Experimental methods

• Development of imaging methods
  
  • Acoustic/vibratory imaging by holography or beamforming,
  • Measurement of full field vibrations (ultra-fast optical holography, thermal camera).
• Development of post-processing methods
  • Vibration inverse problem by the Force Analysis Technique or the Corrected version (FAT, CFAT),
  • Identification of acoustic wall pressures due to turbulent flows,
  • Identification of structural parameters, detection of defects.

Vibration and/or acoustic reduction devices under lightening constraints

• Exploitation of original physical phenomena
  • Vibration attenuation by periodization effects,
  • Vibration reduction by Acoustic Black Hole effect (ABH),
  • Dissipation of vibratory energy by non-linear phenomena (friction, micro-impacts ...),
  • Semi-passive control using piezoelectric patches.
• Integration mixing different physical phenomena (ABH, damping, periodization)
  • Enhanced black holes (with piezoelectric and thermal active systems),
  • Elaboration of design rules under lightening constraints,
  • Meta-plate development,
  • Insertion of lightweight granular materials, ABH, porous materials,…
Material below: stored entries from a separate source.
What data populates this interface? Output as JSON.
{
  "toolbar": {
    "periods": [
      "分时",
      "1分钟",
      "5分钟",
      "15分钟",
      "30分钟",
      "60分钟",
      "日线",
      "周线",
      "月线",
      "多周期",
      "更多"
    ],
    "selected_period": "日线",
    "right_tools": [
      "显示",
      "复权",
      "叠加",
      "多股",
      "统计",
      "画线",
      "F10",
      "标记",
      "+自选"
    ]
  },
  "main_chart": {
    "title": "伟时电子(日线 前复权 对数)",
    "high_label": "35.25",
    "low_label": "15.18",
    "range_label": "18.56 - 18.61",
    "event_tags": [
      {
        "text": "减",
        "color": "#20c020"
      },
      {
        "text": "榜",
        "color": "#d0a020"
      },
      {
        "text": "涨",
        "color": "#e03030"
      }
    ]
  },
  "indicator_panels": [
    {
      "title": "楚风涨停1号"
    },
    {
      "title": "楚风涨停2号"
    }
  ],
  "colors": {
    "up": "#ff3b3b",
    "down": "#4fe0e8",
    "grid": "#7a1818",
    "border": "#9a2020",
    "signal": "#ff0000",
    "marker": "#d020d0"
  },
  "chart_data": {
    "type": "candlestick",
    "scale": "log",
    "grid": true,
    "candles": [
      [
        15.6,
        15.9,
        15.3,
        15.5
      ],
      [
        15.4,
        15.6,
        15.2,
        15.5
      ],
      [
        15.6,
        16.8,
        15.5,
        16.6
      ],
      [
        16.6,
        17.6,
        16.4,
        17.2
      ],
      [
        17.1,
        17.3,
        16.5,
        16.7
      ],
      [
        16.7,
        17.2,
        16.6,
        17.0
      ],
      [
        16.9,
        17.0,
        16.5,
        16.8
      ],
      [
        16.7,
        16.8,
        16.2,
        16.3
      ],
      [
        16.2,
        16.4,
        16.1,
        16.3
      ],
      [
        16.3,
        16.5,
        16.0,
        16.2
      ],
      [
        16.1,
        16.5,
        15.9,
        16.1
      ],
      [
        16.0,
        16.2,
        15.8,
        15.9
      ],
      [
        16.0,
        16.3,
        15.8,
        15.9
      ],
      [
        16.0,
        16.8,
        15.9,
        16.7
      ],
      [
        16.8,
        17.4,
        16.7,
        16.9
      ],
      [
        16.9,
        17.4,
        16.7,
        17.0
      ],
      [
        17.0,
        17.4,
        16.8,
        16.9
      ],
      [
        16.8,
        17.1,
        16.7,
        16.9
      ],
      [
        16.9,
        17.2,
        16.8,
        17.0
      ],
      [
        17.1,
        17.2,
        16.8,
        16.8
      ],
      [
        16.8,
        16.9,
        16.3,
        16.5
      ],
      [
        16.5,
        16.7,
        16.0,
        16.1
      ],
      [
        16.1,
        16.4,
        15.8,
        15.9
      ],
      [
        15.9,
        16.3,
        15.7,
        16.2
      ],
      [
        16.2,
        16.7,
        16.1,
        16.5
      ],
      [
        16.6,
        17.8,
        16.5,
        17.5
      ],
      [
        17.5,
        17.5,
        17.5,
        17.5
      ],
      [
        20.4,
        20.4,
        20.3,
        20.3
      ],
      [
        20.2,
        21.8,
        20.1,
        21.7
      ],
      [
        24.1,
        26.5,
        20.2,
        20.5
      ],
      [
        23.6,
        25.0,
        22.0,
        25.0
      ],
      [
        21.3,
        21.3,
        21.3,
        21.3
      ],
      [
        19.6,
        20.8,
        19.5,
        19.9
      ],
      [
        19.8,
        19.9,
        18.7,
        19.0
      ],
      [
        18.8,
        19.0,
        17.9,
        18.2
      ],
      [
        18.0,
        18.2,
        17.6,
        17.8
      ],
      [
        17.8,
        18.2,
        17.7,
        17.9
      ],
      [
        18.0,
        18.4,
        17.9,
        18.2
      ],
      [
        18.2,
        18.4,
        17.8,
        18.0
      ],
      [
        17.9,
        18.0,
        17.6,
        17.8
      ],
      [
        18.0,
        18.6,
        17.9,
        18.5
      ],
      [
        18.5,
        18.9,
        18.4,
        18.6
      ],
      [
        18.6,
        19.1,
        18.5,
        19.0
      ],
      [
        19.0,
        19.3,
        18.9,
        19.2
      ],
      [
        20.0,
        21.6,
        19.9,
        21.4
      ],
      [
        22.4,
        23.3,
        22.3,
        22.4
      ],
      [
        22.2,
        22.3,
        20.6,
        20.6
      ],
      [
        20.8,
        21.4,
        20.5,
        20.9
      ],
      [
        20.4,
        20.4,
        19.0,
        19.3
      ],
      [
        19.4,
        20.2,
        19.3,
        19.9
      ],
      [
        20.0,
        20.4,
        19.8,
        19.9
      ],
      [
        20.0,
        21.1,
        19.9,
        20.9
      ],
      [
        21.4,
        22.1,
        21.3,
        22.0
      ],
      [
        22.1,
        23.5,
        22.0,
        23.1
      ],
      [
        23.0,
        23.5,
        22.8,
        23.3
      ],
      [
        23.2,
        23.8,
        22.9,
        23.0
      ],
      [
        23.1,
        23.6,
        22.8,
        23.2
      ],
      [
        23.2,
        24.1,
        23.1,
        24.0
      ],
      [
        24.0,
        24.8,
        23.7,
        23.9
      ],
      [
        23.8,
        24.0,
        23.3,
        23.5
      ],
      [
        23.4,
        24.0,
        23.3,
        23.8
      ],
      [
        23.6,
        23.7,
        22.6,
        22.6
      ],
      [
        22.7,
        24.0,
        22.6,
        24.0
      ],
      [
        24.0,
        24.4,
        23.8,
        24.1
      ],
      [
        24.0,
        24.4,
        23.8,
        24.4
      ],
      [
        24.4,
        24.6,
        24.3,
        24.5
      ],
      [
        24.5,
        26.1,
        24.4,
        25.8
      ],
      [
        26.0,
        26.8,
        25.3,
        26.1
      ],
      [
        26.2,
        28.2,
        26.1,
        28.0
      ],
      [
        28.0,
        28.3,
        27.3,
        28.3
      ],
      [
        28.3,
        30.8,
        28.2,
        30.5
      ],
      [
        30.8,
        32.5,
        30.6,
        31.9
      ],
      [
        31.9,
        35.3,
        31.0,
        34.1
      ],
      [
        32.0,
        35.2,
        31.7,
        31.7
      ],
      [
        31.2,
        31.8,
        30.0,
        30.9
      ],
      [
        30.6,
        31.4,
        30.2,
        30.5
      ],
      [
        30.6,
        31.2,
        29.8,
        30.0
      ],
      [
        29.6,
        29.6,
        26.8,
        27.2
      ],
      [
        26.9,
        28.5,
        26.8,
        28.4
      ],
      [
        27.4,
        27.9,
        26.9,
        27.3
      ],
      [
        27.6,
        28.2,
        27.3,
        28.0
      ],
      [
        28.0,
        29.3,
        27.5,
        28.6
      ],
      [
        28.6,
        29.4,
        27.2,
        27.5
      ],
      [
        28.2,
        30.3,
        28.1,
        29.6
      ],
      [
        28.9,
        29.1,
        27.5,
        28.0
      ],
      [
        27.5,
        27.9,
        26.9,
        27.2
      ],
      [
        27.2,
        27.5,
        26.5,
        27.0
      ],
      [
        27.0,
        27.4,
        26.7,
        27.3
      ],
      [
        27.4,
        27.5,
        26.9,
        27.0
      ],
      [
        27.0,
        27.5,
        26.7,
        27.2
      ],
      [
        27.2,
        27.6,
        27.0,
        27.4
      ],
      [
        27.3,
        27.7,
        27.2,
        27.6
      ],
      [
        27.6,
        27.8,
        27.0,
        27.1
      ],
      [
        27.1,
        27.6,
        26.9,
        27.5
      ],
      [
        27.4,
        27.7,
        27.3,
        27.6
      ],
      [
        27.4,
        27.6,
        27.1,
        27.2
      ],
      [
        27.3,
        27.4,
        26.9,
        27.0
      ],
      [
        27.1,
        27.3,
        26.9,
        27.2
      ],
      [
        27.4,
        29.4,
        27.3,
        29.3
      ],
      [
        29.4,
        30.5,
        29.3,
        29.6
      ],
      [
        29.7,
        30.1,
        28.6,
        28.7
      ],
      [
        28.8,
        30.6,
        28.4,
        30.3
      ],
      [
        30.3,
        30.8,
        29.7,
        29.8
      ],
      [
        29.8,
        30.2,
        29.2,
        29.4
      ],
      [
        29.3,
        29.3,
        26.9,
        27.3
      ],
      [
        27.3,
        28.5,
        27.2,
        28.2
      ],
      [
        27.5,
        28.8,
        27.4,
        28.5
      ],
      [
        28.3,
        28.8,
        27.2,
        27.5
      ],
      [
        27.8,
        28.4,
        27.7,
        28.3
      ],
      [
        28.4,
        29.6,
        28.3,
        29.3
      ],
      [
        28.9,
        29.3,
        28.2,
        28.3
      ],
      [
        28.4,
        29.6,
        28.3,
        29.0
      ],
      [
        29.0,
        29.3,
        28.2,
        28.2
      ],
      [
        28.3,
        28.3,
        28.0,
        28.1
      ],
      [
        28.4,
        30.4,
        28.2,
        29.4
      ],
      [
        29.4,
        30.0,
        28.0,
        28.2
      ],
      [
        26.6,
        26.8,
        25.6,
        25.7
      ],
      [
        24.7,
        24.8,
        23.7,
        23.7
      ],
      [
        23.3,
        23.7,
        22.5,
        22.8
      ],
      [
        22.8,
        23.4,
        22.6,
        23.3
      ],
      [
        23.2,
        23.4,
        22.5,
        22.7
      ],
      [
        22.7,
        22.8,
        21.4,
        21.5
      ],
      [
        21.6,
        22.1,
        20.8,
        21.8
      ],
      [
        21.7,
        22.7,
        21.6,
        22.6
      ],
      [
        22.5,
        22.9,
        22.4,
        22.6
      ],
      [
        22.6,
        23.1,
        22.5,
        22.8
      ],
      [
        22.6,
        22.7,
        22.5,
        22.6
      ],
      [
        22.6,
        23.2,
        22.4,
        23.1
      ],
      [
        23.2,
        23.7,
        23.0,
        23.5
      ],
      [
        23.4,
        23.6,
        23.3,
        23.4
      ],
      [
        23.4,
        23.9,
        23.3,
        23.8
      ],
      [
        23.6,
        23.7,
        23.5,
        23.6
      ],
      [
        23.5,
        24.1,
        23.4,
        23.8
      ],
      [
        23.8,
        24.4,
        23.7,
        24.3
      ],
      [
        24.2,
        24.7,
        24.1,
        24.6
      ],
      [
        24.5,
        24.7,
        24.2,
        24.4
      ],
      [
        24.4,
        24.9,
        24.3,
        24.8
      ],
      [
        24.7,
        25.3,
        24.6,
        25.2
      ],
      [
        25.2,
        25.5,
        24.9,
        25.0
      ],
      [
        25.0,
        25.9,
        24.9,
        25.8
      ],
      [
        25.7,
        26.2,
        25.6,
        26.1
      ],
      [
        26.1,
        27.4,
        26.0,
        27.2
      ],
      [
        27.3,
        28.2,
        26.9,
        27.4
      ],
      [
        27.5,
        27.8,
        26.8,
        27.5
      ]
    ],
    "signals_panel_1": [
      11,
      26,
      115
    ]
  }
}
Analysis of wave couplings

• Fluid-structure couplings
  
  • Vibro-acoustics of industrials ducts,
  • Vibro-acoustics of complex industrial structures,
  • Vibro-acoustics of wooden buildings,
• 3D vibration wave coupling
  • Coupling between in-plane and out-of-plane movements,
  • Control of the effects at the interfaces. 
• Opto-mechanical coupling
  • Reduction of parametric instabilities in the gravitational wave detectors of the LIGO project.